Michael Noack
Michael Noack

Reputation: 356

How to strictly unmarshall a go fixed length array?

I have a coords coming back in JSON

Whilst the API should always return them correct as an array of size 2, how can we enforce the structure is correct and raise an error when unmarshaling (apart from a very manual process). See example case if json is invalid.

package main

import (
    "fmt"
    "encoding/json"
)

// ResultType
type Location struct {
    Coordinates [2]int `json:"coords,array[20]"`
}

func main() {
    fmt.Println("Hello, playground")

    result := Location{}
    jsonBodyTooManyCoords := `{"coords": [1, 2, 3]}`
    json.Unmarshal([]byte(jsonBodyTooManyCoords), &result)
    fmt.Println(result) // Prints {1, 2}

    result = Location{}
    jsonBodyTooManyCoords = `{"coords": [1]}`
    json.Unmarshal([]byte(jsonBodyTooManyCoords), &result)
    fmt.Println(result) // Prints {1, 0}
}

Upvotes: 0

Views: 699

Answers (2)

Jonathan Hall
Jonathan Hall

Reputation: 79526

This sort of enforcement requires a custom type and custom unmarshaler.
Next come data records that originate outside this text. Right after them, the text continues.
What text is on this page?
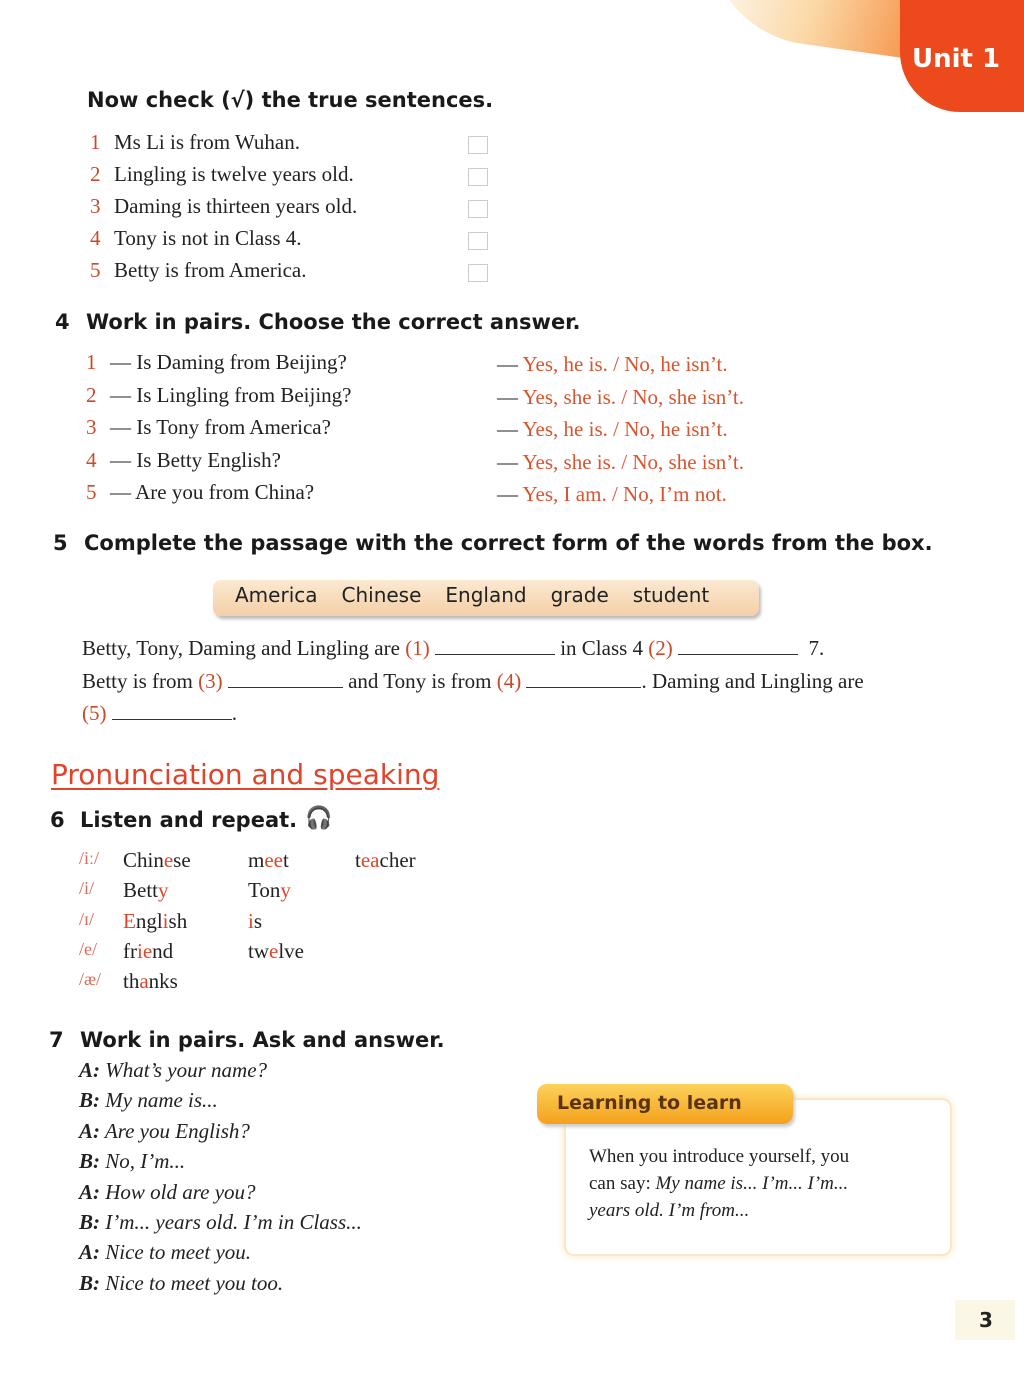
Unit 1
Now check (√) the true sentences.
1 Ms Li is from Wuhan.
2 Lingling is twelve years old.
3 Daming is thirteen years old.
4 Tony is not in Class 4.
5 Betty is from America.
4 Work in pairs. Choose the correct answer.
1 — Is Daming from Beijing?	— Yes, he is. / No, he isn’t.
2 — Is Lingling from Beijing?	— Yes, she is. / No, she isn’t.
3 — Is Tony from America?	— Yes, he is. / No, he isn’t.
4 — Is Betty English?	— Yes, she is. / No, she isn’t.
5 — Are you from China?	— Yes, I am. / No, I’m not.
5 Complete the passage with the correct form of the words from the box.
America Chinese England grade student
Betty, Tony, Daming and Lingling are (1)	in Class 4 (2)	7.
Betty is from (3)	and Tony is from (4)	. Daming and Lingling are
(5)	.
Pronunciation and speaking
6 Listen and repeat. 🎧
/iː/ Chinese	meet	teacher
/i/ Betty	Tony
/ɪ/ English	is
/e/ friend	twelve
/æ/ thanks
7 Work in pairs. Ask and answer.
A: What’s your name?
B: My name is...
A: Are you English?
B: No, I’m...
A: How old are you?
B: I’m... years old. I’m in Class...
A: Nice to meet you.
B: Nice to meet you too.
Learning to learn
When you introduce yourself, you
can say: My name is... I’m... I’m...
years old. I’m from...
3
You could do something like this:

type coord [2]int

func (c *coord) UnmarshalJSON(data []byte) error {
    var x []int
    if err := json.Unmarshal(data, &x); err != nil {
        return err
    }
    if len(x) > 2 {
        return errors.New("Too many values")
    }
    if len(x) < 2 {
        return errors.New("Too few values")
    }
    copy((*c)[:], x)
    return nil
}

Then use your custom type:

// ResultType
type Location struct {
    Coordinates coord `json:"coords,array[20]"`
}

Upvotes: 0

Volker
Volker

Reputation: 42433

[H]ow can we enforce the structure is correct and raise an error when unmarshaling [...]?

You cannot.

Excess elements are silently discarded and missing values are returned as a zero value (both facts are documented in the documentation of encoding/json).

Also note that there is no array modifier, so your struct tags json:"cords,array[20]" seem strange.

If you want/need to handle malformed JSON array: Unmarshal into a slice and check its length.